Ele estreou no Carnaval de 45 anos atrás sem nem saber qual era o protocolo para o soberano do Carnaval. "Daí eu aprendi fazendo. Aprendi que o Rei Momo fica de pé na porta do baile, depois fica de pé no palco do baile, cumprimentando as pessoas, dando faixa pra melhor fantasia e tirando uma onda." Esse papel, que é metade de soberano de Estado e metade de bobo da corte, caiu como uma luva para esse homem que, desde moleque, colecionava idas à diretoria da escola por mau comportamento.
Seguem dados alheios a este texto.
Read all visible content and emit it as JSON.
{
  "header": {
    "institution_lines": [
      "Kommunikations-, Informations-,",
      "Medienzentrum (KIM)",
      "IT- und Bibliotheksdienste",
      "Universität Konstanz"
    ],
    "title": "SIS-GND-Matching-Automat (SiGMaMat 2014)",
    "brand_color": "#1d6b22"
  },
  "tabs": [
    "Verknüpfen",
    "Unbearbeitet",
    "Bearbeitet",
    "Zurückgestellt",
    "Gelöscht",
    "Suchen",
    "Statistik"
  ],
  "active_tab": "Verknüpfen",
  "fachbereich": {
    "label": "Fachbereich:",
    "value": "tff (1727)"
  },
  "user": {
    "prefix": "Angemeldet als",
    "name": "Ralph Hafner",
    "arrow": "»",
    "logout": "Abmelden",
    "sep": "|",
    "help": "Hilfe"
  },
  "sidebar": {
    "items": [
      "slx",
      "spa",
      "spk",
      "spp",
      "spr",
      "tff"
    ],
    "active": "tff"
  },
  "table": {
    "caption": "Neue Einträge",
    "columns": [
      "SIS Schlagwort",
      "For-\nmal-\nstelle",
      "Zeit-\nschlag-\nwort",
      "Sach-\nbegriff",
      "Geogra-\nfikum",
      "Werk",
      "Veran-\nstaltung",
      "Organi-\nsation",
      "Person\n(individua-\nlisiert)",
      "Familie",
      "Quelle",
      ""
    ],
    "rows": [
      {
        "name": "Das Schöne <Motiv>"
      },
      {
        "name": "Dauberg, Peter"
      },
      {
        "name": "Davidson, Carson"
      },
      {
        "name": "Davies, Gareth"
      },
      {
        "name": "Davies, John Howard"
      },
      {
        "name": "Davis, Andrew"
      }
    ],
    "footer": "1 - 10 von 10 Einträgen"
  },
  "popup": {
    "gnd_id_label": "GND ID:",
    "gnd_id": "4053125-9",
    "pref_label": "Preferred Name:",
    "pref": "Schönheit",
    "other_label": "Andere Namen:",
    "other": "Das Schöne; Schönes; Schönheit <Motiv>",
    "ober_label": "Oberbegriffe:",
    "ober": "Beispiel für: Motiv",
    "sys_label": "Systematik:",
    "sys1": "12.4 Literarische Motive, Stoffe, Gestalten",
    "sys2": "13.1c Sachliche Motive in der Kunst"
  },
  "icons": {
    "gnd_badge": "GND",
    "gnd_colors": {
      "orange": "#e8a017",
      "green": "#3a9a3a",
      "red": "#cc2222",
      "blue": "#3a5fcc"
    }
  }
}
Outra coisa que João aprendeu já no primeiro ano é que o Rei Momo exerce um outro tipo de fascínio. "Tem mulher que tem tesão. A gente acha que mulher não gosta de gordo. Mas no Carnaval elas gostam de gordo. E umas mulheres que eu vou te contar." O primeiro caso passageiro foi no próprio Carnaval de 1977, com uma loira que deu a mão para cumprimentar o Momo enluvado, mas demorou alguns segundos para puxar os dedos de volta. "O mole é uma coisa que quem tá de fora nem repara. Mas quem tá ali, na porta do salão, sente de imediato que a mulher tá dando mole." Os dois fizeram o que tinham de fazer em um encontro furtivo, de pouco mais de uma marchinha, no banheiro do camarim do palco do clube.

No ano seguinte, foi outra mulher. E na virada da década de 1980, outra desconhecida. João desconhece o nome da maioria das paixões de Carnaval, seja porque o tempo agiu como cupim na sua memória ou porque elas nunca se apresentaram. É por isso que empresta o nome de famosas quando lembra das conquistas. "Só que ninguém queria namorar o Rei Momo, entende? É só uma fantasia", ele explica, pra depois comparar as transas carnavalescas com uma roupa de odalisca que fica no armário um ano inteiro, esperando o momento certo para sacudir o cheiro de naftalina.

João conheceu sua mulher semanas depois de um Carnaval, quando era só um balconista de farmácia. "E ela me quis assim mesmo, gordo e pobre. Daí eu vi que era amor." Casou-se, teve filhos, divorciou-se e repousou o cetro quando se mudou para Osasco, na Grande São Paulo, quando estava prestes a se aposentar do emprego que tinha nos outros 364 dias do ano.

Em 2023, o Carnaval é algo que só entra na sua vida pela televisão. "Eu nunca mais fui a um baile. Acho que nem vou. Não tenho mais idade, não tenho mais pose. A única coisa que eu ainda tenho é o peso, mas isso não dá realeza a ninguém", ele gargalha. "Só me deu muita sorte uma vez na vida, o que já tá mais do que bom, né?". A imensa maioria das pessoas nem sonha com ter uma realeza descoberta em si enquanto leva uma vida pacata. "E eu posso te dizer que fui um bom rei."